Car jackings peaked in '91 but new tech now protects us

Jason Udy
Dec 9, 2014

The National Insurance Crime Bureau (NICB) has released the latest vehicle theft figures, which track instances of automotive theft all the way back to 1960. With 221.3 thefts per 100,000 registered vehicles (0.22 percent) last year, vehicle thefts are at their lowest since 1960. A total of 699,594 vehicles were stolen in 2013.

Vehicle thefts peaked in 1991 with 863.02 vehicles stolen per 100,000 registrations (0.86 percent) or nearly 1 percent of registered vehicles. Total vehicle thefts reached 1,661,738 in 1991 -- the highest number of stolen vehicles since 1960. While vehicle thefts in 1960 were at about 0.44 percent (328,200 total thefts), the trend gradually rose until 1991.

Ncib vehicle thefts 2013 Photo 2/2   |   Ncib Vehicle Thefts 2013

Thanks to the addition of new vehicle technology, such as electronic ignition lockouts and smart keys, thefts began to decline in the early 1990s. Vehicle thefts dropped 30 percent from 1991 to 2000. After a slight rise from 2000 to 2003, thefts again dropped 43 percent from 2004 to 2011. Cases of stolen cars climbed slightly again in 2012 before dropping to the lowest levels last year.

The NICB credits the drop in vehicle thefts to other factors like better police officer training including special task forces. Other technology like remote surveillance cameras and automated license plate readers also contributed to the downward trend. Bait cars have also been effective in catching vehicle thieves.
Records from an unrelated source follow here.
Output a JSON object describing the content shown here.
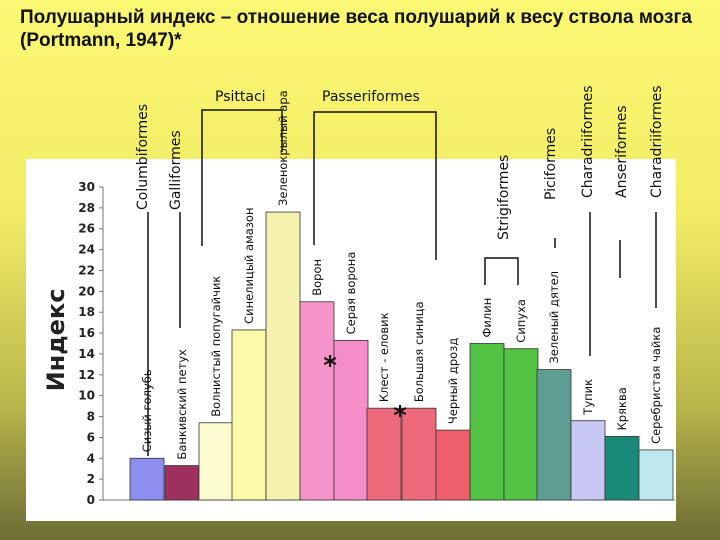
{
  "title": "Полушарный индекс – отношение веса полушарий к весу ствола мозга (Portmann, 1947)*",
  "chart_data": {
    "type": "bar",
    "title": "Полушарный индекс – отношение веса полушарий к весу ствола мозга (Portmann, 1947)*",
    "ylabel": "Индекс",
    "xlabel": "",
    "ylim": [
      0,
      30
    ],
    "yticks": [
      0,
      2,
      4,
      6,
      8,
      10,
      12,
      14,
      16,
      18,
      20,
      22,
      24,
      26,
      28,
      30
    ],
    "grid": false,
    "categories": [
      "Сизый голубь",
      "Банкивский петух",
      "Волнистый попугайчик",
      "Синелицый амазон",
      "Зеленокрылый ара",
      "Ворон",
      "Серая ворона",
      "Клест - еловик",
      "Большая синица",
      "Черный дрозд",
      "Филин",
      "Сипуха",
      "Зеленый дятел",
      "Тупик",
      "Кряква",
      "Серебристая чайка"
    ],
    "values": [
      4.0,
      3.3,
      7.4,
      16.3,
      27.6,
      19.0,
      15.3,
      8.8,
      8.8,
      6.7,
      15.0,
      14.5,
      12.5,
      7.6,
      6.1,
      4.8
    ],
    "colors": [
      "#8e8ef0",
      "#9e3060",
      "#fcfcd0",
      "#fafaa8",
      "#f5f2b0",
      "#f594c8",
      "#f58ec8",
      "#ee6a7a",
      "#ee6a7a",
      "#f0606c",
      "#52c244",
      "#52c244",
      "#5e9e92",
      "#c8c8f4",
      "#1a8a78",
      "#bfe8ee"
    ],
    "groups": [
      "Columbiformes",
      "Galliformes",
      "Psittaci",
      "Passeriformes",
      "Strigiformes",
      "Piciformes",
      "Charadriiformes",
      "Anseriformes",
      "Charadriiformes"
    ],
    "annotations": [
      "*",
      "*"
    ]
  }
}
But improvements in vehicle security have led to more sophisticated theft tactics, such as key theft or falsifying documents to have a new key made at a dealership or by a locksmith. Other tactics include stealing rental cars or keeping the spare key to steal from a future renter; using stolen identities to finance high-end vehicles that are later shipped overseas; and VIN switching, where a stolen vehicle is given a different VIN from a clean vehicle.